To compare differences in peak zoospore production among temperature treatments, we used ANOVA and Tukey’s HSD post hoc tests. We used a square root transformation for the zoospore counts to achieve homogeneity of variance among temperature treatments. To compare differences in zoosporangia viability at peak culture metabolic activity, we used a Kruskal–Wallis test. We looked at pairwise comparisons between temperature treatments using a Conover–Iman post hoc test with a Bonferroni correction.
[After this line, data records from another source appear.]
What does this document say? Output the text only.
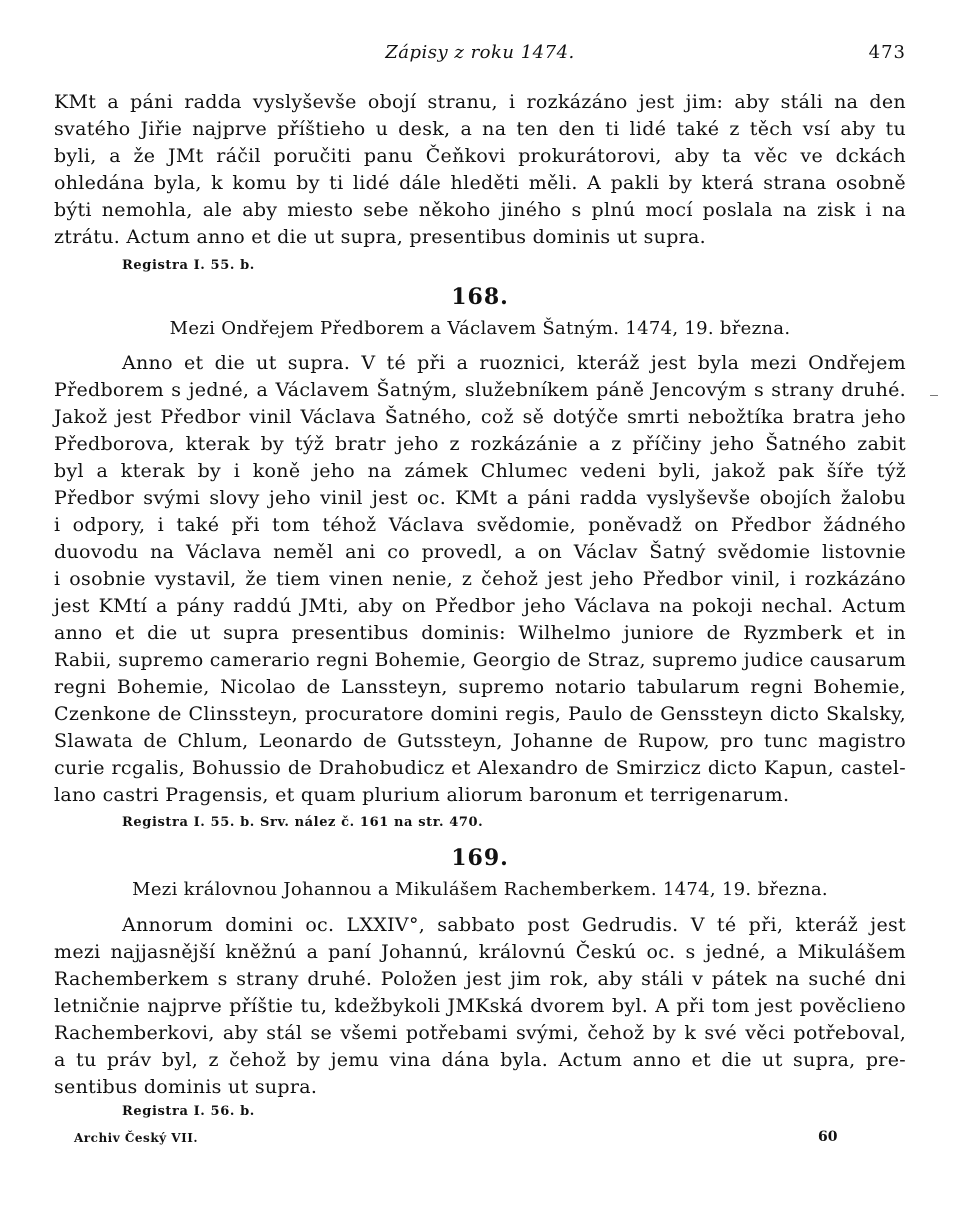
Zápisy z roku 1474.	473
KMt a páni radda vyslyševše obojí stranu, i rozkázáno jest jim: aby stáli na den
svatého Jiřie najprve příštieho u desk, a na ten den ti lidé také z těch vsí aby tu
byli, a že JMt ráčil poručiti panu Čeňkovi prokurátorovi, aby ta věc ve dckách
ohledána byla, k komu by ti lidé dále hleděti měli. A pakli by která strana osobně
býti nemohla, ale aby miesto sebe někoho jiného s plnú mocí poslala na zisk i na
ztrátu. Actum anno et die ut supra, presentibus dominis ut supra.
Registra I. 55. b.
168.
Mezi Ondřejem Předborem a Václavem Šatným. 1474, 19. března.
Anno et die ut supra. V té při a ruoznici, kteráž jest byla mezi Ondřejem
Předborem s jedné, a Václavem Šatným, služebníkem páně Jencovým s strany druhé.
Jakož jest Předbor vinil Václava Šatného, což sě dotýče smrti nebožtíka bratra jeho
Předborova, kterak by týž bratr jeho z rozkázánie a z příčiny jeho Šatného zabit
byl a kterak by i koně jeho na zámek Chlumec vedeni byli, jakož pak šíře týž
Předbor svými slovy jeho vinil jest oc. KMt a páni radda vyslyševše obojích žalobu
i odpory, i také při tom téhož Václava svědomie, poněvadž on Předbor žádného
duovodu na Václava neměl ani co provedl, a on Václav Šatný svědomie listovnie
i osobnie vystavil, že tiem vinen nenie, z čehož jest jeho Předbor vinil, i rozkázáno
jest KMtí a pány raddú JMti, aby on Předbor jeho Václava na pokoji nechal. Actum
anno et die ut supra presentibus dominis: Wilhelmo juniore de Ryzmberk et in
Rabii, supremo camerario regni Bohemie, Georgio de Straz, supremo judice causarum
regni Bohemie, Nicolao de Lanssteyn, supremo notario tabularum regni Bohemie,
Czenkone de Clinssteyn, procuratore domini regis, Paulo de Genssteyn dicto Skalsky,
Slawata de Chlum, Leonardo de Gutssteyn, Johanne de Rupow, pro tunc magistro
curie rcgalis, Bohussio de Drahobudicz et Alexandro de Smirzicz dicto Kapun, castel-
lano castri Pragensis, et quam plurium aliorum baronum et terrigenarum.
Registra I. 55. b. Srv. nález č. 161 na str. 470.
169.
Mezi královnou Johannou a Mikulášem Rachemberkem. 1474, 19. března.
Annorum domini oc. LXXIV°, sabbato post Gedrudis. V té při, kteráž jest
mezi najjasnější kněžnú a paní Johannú, královnú Českú oc. s jedné, a Mikulášem
Rachemberkem s strany druhé. Položen jest jim rok, aby stáli v pátek na suché dni
letničnie najprve příštie tu, kdežbykoli JMKská dvorem byl. A při tom jest pověclieno
Rachemberkovi, aby stál se všemi potřebami svými, čehož by k své věci potřeboval,
a tu práv byl, z čehož by jemu vina dána byla. Actum anno et die ut supra, pre-
sentibus dominis ut supra.
Registra I. 56. b.
Archiv Český VII.	60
To evaluate fecundity, we used a ratio of zoospores produced to mean culture OD day−1. We log-transformed this fecundity metric and added a correction factor of 1 to allow for log-transformation of values from wells with zero fecundity (no zoospores produced). We compared differences in culture fecundity at peak zoospore production using ANOVA and Tukey’s HSD post hoc tests and back-transformed percent differences in the reported fecundity results.